What are the challenges related to CBDC implementation?
There are several challenges. How could it be integrated with other payment methods while still being resilient? What business model might work? Should the Bank develop it in-house, or with a private-sector partner? How would a CBDC work for cross-border transactions? And, perhaps most importantly, how could we ensure Canadians continue to transact privately for legitimate purposes, while guarding against illicit activities like money laundering, terrorist financing, and tax evasion?
We’ll also have to consider which design features might make a CBDC attractive as payment technologies and the financial system evolve. We need to design a CBDC that people would want to use, and are able to use, so we’ll be consulting broadly with Canadians.
How would CBDC implementation affect banking in general?
One of the main concerns is that it could compete with bank deposits, posing a challenge for banks’ business models and making bank runs more likely. In light of these concerns, a CBDC would be designed to limit its attractiveness as a competitor for bank deposits. It would resemble cash in its attributes and not earn interest. This would mitigate adverse financial stability consequences that might arise if banks needed to resort to more expensive and fragile forms of funding to replace funding from deposits.
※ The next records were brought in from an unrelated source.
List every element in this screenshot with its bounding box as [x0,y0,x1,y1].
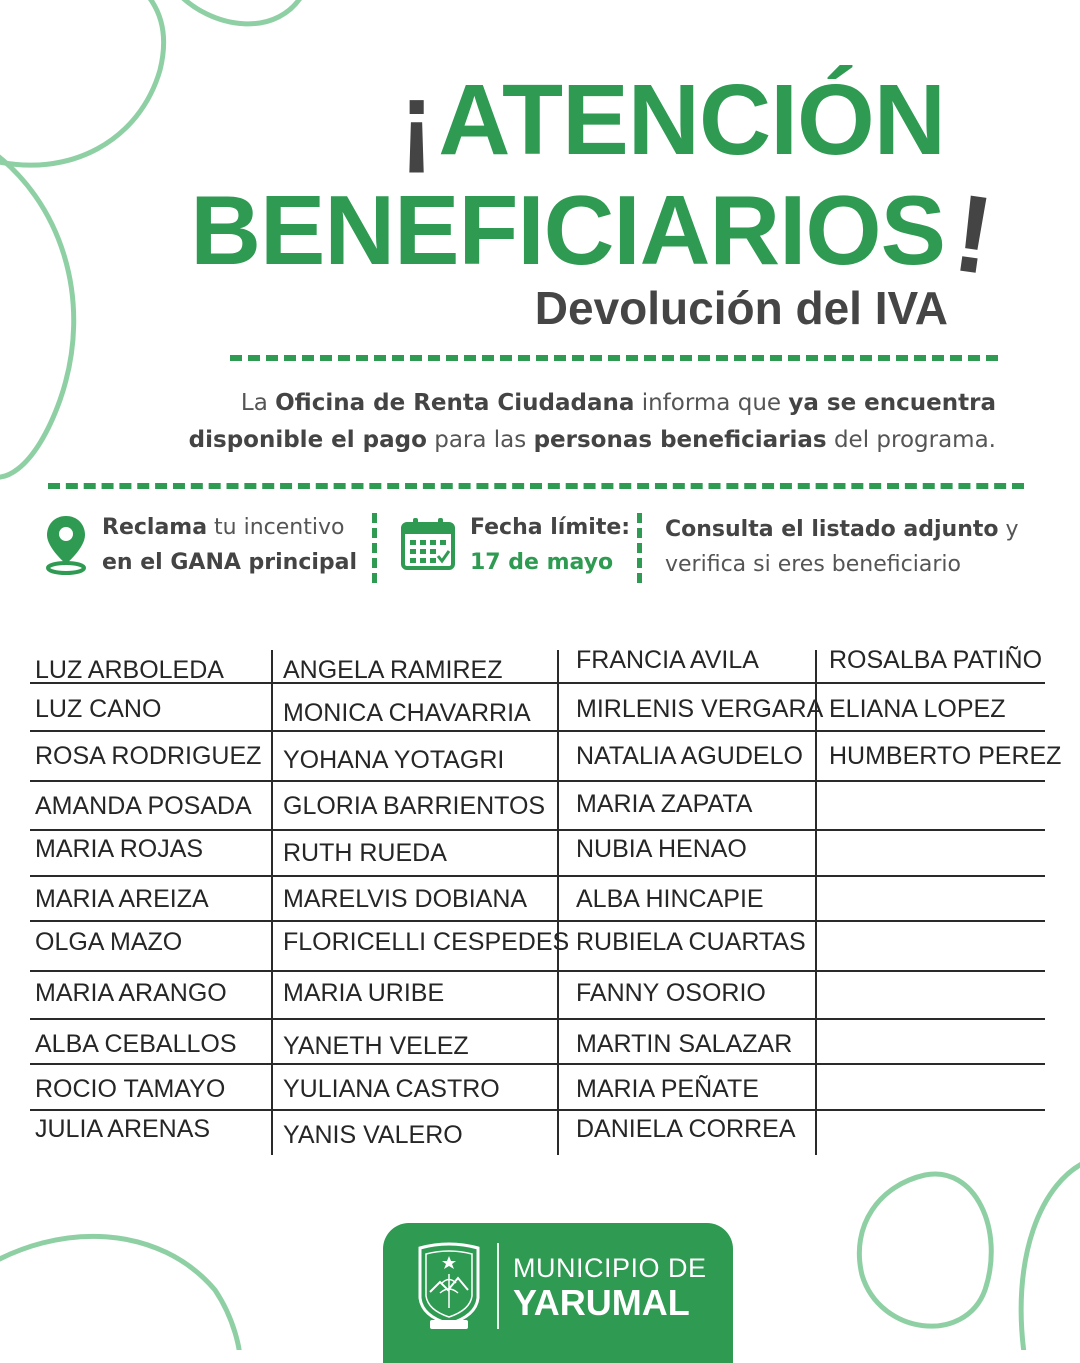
dashed-divider-top [230,355,998,361]
deadline-label: Fecha límite: [470,515,631,540]
feature-separator-2 [637,513,642,583]
beneficiary-name: GLORIA BARRIENTOS [283,791,546,820]
info-bold: personas beneficiarias [533,427,827,453]
beneficiary-name: MARELVIS DOBIANA [283,884,528,913]
deco-blob-top [175,0,305,24]
beneficiary-name: LUZ CANO [35,695,162,723]
claim-normal: tu incentivo [207,515,345,540]
beneficiary-name: ROCIO TAMAYO [35,1075,226,1103]
consult-normal: y [998,517,1019,542]
beneficiary-name: FANNY OSORIO [576,979,766,1007]
inverted-exclamation: ¡ [399,61,433,179]
closing-exclamation: ! [947,171,1001,298]
info-bold: Oficina de Renta Ciudadana [275,390,635,416]
beneficiary-name: DANIELA CORREA [576,1114,796,1143]
claim-bold: Reclama [102,515,208,540]
info-text: del programa. [826,427,996,453]
beneficiary-name: LUZ ARBOLEDA [35,655,224,684]
title-beneficiarios: BENEFICIARIOS [190,175,945,285]
info-paragraph [136,385,996,459]
location-pin-icon [44,514,88,576]
beneficiary-name: NUBIA HENAO [576,835,747,863]
municipal-shield-icon [416,1238,482,1330]
feature-separator-1 [372,513,377,583]
consult-text [665,512,1019,582]
beneficiary-name: ROSA RODRIGUEZ [35,742,262,770]
beneficiary-name: MARIA AREIZA [35,884,209,913]
beneficiary-name: MONICA CHAVARRIA [283,699,531,727]
headline [0,55,1080,335]
deadline-date: 17 de mayo [470,550,614,575]
deadline-text [470,510,630,580]
beneficiary-name: HUMBERTO PEREZ [829,742,1062,770]
beneficiary-name: FLORICELLI CESPEDES [283,928,570,956]
logo-line-2: YARUMAL [513,1282,690,1323]
deco-blob-bottom-right-2 [1021,1160,1080,1350]
info-text: La [240,390,276,416]
municipality-logo [383,1223,733,1363]
beneficiary-name: NATALIA AGUDELO [576,742,803,770]
beneficiary-name: MARIA PEÑATE [576,1075,759,1103]
beneficiary-name: RUTH RUEDA [283,839,447,867]
dashed-divider-bottom [48,483,1024,489]
beneficiary-name: YOHANA YOTAGRI [283,746,505,774]
beneficiary-name: ALBA HINCAPIE [576,884,764,913]
info-text: para las [426,427,534,453]
logo-line-1: MUNICIPIO DE [513,1253,707,1283]
beneficiary-name: MARTIN SALAZAR [576,1029,793,1058]
title-atencion: ATENCIÓN [438,64,945,176]
beneficiary-name: MARIA URIBE [283,979,445,1007]
beneficiary-name: ELIANA LOPEZ [829,695,1006,723]
beneficiary-name: JULIA ARENAS [35,1114,211,1143]
beneficiary-name: YANIS VALERO [283,1120,463,1149]
subtitle: Devolución del IVA [534,282,948,334]
beneficiary-name: MARIA ARANGO [35,979,227,1007]
beneficiary-name: YULIANA CASTRO [283,1075,500,1103]
logo-divider [497,1243,499,1329]
beneficiary-name: MIRLENIS VERGARA [576,695,824,723]
beneficiary-name: ANGELA RAMIREZ [283,655,503,684]
consult-bold: Consulta el listado adjunto [665,517,999,542]
deco-blob-bottom-left [0,1236,240,1350]
beneficiaries-table [30,640,1062,1155]
beneficiary-name: ALBA CEBALLOS [35,1029,237,1058]
beneficiary-name: FRANCIA AVILA [576,645,759,674]
beneficiary-name: YANETH VELEZ [283,1031,469,1060]
info-bold: disponible el pago [188,427,427,453]
claim-text [102,510,357,580]
info-bold: ya se encuentra [788,390,996,416]
consult-normal: verifica si eres beneficiario [665,552,961,577]
beneficiary-name: ROSALBA PATIÑO [829,645,1043,674]
beneficiary-name: RUBIELA CUARTAS [576,928,806,956]
beneficiary-name: MARIA ZAPATA [576,789,753,818]
beneficiary-name: OLGA MAZO [35,928,183,956]
deco-blob-bottom-right-1 [859,1174,991,1326]
claim-location: en el GANA principal [102,550,358,575]
beneficiary-name: AMANDA POSADA [35,791,252,820]
calendar-icon [400,516,456,572]
beneficiary-name: MARIA ROJAS [35,835,204,863]
info-text: informa que [634,390,789,416]
headline-line-1 [399,61,945,179]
Further research is needed to more fully understand the implications of a CBDC on the banking system, the effects of different CBDC designs and policies necessary to preserve the stability of bank deposits, and any other unintended consequences.
What is the impact of COVID-19?
In response to the pandemic, many businesses prefer digital payments over cash. We are doing some research on the payment methods used at points of sale during the pandemic. While the use of cash at point of sale may have decreased, the demand for bank notes has not changed. As long as cash remains popular, the Bank will continue to supply Canadians with bank notes. We are also asking retailers not to refuse cash, as some Canadians rely on it to access basic necessities. The risks from handling bank notes are no greater than those from touching other surfaces, such as handrails and doorknobs, as long as people wash their hands frequently as per public health recommendations.
Even if there was a more prominent shift toward a cashless society, the Bank would not automatically issue a CBDC. We continue to view it as a contingency and would only launch a CBDC if Canadians want it. This is a decision for Canadians and their government.
It is still early days and hard to know which changes in consumer and business behaviours will remain post-pandemic. One thing is for certain – online commerce will continue to grow rapidly and digital payment services will evolve to meet consumers’ needs. We will be watching these developments as we begin to recover from the pandemic.
The Scotiabank Speakers Series in Digital Transformation in Banking is an annual event organized by Ivey’s Scotiabank Digital Banking Lab. This year’s event was off the record and by invitation only.